Second, the tale of Lenny Henry’s addition to the show in 1975 as its first actual Black performer echoes the complex and troubling stories of both the early 20th-century ‘coon-shouters’ and the experience of Black actors in Hollywood in the 1940s. The few opportunities available for Black performers came at the cost of reinforcing the very stereotypes that were used to keep the rest out.

Third, learning about the popularity of this show suddenly put the introduction to barbershop in the UK in the late 1960s and early 1970s in a new light. I have always been faintly mystified at how Harry Danser had managed to turn a personal enthusiasm into a movement with evangelical momentum, notwithstanding the support from the BHS in promoting the genre and some favourable national TV coverage.

But if The Black and White Minstrel Show was beaming exotic, nostalgic (if garbled) Americana into millions of homes each Saturday, as apparently it was between 1958 and 1978, that could explain why middle England was such a fertile ground to plant the barbershop seed. And, indeed, how they managed to secure that TV coverage.

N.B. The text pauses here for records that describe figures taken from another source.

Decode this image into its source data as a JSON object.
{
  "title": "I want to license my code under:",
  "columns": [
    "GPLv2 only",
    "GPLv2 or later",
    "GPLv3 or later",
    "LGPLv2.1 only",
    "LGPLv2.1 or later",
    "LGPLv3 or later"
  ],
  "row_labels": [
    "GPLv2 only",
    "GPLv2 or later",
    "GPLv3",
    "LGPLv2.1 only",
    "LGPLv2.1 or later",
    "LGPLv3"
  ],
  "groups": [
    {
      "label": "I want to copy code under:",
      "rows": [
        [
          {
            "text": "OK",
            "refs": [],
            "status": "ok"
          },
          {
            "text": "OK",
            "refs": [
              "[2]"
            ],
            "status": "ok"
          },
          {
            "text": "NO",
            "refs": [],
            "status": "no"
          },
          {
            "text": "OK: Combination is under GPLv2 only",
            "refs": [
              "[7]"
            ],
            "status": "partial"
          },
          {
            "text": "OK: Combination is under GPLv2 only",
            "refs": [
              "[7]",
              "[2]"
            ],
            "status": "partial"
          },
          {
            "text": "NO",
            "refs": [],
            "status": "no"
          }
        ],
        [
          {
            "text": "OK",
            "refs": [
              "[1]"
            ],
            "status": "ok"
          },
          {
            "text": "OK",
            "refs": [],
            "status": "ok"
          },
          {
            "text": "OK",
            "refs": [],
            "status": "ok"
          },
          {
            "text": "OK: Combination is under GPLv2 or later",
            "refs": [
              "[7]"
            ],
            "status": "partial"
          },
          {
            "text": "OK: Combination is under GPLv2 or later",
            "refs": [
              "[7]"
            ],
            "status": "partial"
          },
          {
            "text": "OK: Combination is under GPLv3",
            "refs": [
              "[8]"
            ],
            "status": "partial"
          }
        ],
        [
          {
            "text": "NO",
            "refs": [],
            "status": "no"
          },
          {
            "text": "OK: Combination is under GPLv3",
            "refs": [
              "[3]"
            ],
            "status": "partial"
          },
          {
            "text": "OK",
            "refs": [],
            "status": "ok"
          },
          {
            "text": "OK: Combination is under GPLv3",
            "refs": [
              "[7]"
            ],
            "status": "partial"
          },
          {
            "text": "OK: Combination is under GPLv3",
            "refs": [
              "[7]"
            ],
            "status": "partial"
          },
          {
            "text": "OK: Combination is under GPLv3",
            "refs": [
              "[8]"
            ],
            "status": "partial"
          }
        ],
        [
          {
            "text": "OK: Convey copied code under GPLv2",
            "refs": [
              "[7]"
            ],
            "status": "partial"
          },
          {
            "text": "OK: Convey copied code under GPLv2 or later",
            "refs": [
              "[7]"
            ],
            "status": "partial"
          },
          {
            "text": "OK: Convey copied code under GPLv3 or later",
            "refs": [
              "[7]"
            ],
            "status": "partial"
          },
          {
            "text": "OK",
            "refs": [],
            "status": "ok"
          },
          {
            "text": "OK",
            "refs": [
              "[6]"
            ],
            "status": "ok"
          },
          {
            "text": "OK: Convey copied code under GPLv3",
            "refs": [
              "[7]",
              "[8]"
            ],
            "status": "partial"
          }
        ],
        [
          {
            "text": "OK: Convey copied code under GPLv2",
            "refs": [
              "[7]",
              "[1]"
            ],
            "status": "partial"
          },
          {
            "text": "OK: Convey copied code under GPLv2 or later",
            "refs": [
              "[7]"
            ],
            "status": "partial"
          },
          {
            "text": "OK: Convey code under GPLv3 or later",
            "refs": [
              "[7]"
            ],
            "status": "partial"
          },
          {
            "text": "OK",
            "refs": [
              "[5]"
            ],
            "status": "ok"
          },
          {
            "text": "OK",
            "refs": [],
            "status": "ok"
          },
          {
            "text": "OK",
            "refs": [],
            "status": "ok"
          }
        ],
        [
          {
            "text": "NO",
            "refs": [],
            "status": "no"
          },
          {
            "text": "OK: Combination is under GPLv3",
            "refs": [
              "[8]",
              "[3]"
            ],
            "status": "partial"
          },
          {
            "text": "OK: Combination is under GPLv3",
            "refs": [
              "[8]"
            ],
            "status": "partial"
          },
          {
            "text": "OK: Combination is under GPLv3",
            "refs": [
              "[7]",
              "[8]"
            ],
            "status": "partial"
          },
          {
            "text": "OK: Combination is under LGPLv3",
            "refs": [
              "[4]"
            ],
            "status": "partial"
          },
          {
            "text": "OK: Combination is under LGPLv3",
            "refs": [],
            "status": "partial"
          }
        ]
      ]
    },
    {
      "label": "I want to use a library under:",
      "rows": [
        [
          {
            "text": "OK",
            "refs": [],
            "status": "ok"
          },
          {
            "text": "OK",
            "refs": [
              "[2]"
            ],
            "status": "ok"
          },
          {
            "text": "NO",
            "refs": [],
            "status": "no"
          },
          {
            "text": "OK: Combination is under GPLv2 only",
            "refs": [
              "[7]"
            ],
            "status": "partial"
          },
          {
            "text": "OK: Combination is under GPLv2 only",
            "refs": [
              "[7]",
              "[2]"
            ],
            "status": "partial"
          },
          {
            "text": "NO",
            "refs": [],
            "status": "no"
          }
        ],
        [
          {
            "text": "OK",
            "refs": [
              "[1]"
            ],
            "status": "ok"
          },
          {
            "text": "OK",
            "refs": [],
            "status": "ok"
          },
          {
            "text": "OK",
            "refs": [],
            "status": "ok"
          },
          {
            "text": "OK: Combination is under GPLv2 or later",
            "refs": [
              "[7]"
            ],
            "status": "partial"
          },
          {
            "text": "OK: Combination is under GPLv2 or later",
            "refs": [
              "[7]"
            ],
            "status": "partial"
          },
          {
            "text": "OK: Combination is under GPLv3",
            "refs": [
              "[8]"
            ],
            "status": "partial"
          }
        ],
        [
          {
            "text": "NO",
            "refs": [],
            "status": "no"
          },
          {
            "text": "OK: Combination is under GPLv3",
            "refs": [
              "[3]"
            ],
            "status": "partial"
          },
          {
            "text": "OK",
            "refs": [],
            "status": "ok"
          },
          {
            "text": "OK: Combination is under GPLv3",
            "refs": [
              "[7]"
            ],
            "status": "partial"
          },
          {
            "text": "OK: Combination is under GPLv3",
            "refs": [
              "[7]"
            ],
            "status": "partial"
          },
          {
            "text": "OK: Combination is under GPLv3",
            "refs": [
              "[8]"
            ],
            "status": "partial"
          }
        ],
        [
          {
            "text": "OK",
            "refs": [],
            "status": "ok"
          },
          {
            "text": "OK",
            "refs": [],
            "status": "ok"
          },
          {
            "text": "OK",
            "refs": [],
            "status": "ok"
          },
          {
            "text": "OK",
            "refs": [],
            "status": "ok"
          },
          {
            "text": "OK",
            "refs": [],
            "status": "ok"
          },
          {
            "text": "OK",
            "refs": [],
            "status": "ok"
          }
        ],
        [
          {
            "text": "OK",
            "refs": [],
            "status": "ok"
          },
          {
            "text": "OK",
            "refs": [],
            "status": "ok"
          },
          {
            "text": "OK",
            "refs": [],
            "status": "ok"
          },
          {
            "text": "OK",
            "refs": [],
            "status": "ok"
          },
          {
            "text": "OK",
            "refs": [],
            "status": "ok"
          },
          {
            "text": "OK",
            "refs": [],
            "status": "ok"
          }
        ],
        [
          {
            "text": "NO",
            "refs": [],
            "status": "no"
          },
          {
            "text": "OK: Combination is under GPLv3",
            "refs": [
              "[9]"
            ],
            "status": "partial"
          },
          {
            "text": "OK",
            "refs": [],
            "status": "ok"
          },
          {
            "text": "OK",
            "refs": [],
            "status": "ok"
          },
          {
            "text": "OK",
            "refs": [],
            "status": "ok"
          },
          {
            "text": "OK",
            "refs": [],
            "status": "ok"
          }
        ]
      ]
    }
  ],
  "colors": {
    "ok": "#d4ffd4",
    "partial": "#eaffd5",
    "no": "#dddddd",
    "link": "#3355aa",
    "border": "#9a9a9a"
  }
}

It also sheds light on why barbershop in the UK was predominantly white from the get-go. In my book I argued that, as American barbershop had at that point entirely severed barbershop’s history from its Black roots, and only recently desegregated its main organisations, the genre the UK imported was always experienced as a white genre. That point still stands, but if much of its key repertoire, as well as its early costuming habits, all drew on a shared public imaginary in this country that was egregiously racist, it is hardly surprising that it remained a largely white genre here too.

We are, in Europe, in the habit of thinking that we aren’t implicated in the specific cultural struggles represented by Dixie nostalgia; we comfort ourselves with the thought that, notwithstanding the ongoing difficulties with race relations we have in our own local contexts, we imported these songs innocently. But if one the UK’s most popular prime time shows of the Windrush era was built around Dixie’s most quintessentially racist performance tradition, I don’t think we can wash our hands that easily.